Red Dwarf doesn’t indulge in satire too often, even if there have previously been plenty of digs and the establishment. Given his background on Spitting Image, Doug knows how to hit the target. Rimmer makes the perfect slimy politician, telling everyone what they want to hear and answering questions with platitudes. There was some fear that this element might have felt dated given it was recorded almost two years ago, but it actually feels very timely with our political leaders on either side of the Atlantic acting increasingly strangely.

There is a B-plot featuring the Cat needing glasses. Red Dwarf hasn’t done much to acknowledge the ageing of the cast, and there’s a considerable use of wigs to cover some of the cast’s entropy. Here’s it’s fleeting but it’s a decent motivation for what follows between Cat and Rimmer. Timewave’s constant bickering with Cat telling Rimmer the various ways he’d like him to die felt so tired and like retreading old ground. This feels like something new with Rimmer using blackmail to manipulate his felis sapien crew mate and then Cat going along with it. They’re an underused pairing but it really worked.

Making the vending machines a major part of an episode might give many a fair amount of fear, especially considering the way they were overused during series X, but here they are used to better effect, just giving them enough personality but not letting them dominate the episode. Primarily, it’s an ensemble character episode and each of the team gets a chance to shine

There are references galore in this episode and while some will complain that it’s retreading old ground, I thought it just felt like nice attention to detail. You get mentions of PD as a punishment, the diesel decks show up, Cat talks about his hot wax hair remover, and then of course there’s the campaign adverts. These are like the Red Dwarf equivalent of those Doctor Who sequences where there are shots of the all the past Doctors. It’s glorious fan service, but most importantly they work in the context of the episode. They even use the skeleton props from Samsara to recreate dead crew of the Nova V. And speaking of the Nova V, it’s only David Ross back as Talkie Toaster.

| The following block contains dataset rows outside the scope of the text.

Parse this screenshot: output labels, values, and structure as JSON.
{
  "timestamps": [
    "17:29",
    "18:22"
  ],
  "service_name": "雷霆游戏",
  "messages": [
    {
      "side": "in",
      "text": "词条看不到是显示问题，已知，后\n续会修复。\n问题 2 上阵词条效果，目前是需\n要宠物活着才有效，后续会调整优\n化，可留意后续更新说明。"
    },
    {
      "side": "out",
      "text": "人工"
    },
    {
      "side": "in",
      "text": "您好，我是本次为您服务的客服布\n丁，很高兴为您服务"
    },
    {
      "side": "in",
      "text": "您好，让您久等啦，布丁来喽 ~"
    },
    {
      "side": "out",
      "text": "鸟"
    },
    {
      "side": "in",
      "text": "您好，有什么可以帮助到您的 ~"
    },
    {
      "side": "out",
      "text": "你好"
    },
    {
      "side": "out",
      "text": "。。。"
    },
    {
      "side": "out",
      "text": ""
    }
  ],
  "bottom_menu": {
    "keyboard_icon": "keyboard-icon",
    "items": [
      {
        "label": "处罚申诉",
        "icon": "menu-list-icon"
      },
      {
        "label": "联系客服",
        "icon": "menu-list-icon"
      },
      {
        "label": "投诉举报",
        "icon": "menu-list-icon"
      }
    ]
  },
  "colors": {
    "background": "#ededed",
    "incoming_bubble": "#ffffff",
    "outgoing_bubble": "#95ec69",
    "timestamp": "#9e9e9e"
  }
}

There is a loving attention to detail in this return. Sure, it’s not the same prop and the screen might be a little higher quality, but it’s all there in essence. And they even bothered to recreate the toaster’s point of view shot which is a really nerdy thing to do and makes weirdos like me feel very happy. It’s Red Dwarf quoting itself, with Lister recreating the “no toast” scene from White Hole with even more bread products listed but it worked before and it works now.

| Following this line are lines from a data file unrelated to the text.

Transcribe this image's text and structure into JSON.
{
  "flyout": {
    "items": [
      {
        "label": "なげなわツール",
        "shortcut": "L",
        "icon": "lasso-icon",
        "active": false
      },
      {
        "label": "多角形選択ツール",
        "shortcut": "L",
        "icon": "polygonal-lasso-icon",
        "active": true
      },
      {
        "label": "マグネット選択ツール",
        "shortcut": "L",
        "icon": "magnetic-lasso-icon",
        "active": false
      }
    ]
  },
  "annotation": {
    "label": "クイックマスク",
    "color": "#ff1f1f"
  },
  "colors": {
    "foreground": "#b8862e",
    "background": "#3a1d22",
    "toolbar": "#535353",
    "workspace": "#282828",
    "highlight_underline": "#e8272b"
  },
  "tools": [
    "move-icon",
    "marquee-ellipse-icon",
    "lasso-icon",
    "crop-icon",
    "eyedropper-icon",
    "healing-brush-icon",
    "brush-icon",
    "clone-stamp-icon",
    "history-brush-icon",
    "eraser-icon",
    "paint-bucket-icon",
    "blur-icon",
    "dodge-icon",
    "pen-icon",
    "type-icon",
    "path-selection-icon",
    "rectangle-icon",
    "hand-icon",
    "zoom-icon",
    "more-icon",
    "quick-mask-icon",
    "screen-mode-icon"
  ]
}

Like many Dave era episodes, there’s a post-plot scene with a bit of a stinger gag. This one is used to tie up all the threads and is funny enough without being absolutely hilarious, but it’s good to actually see Talkie throwing a major wobbler as previously described and everything that’s set up is resolved by the end.

Essentially, the whole episode felt really fresh and refreshing. It’s an episode that I like more, the more time I have to think about it and sits high in the Dave era. It seems, what’s old can become new again.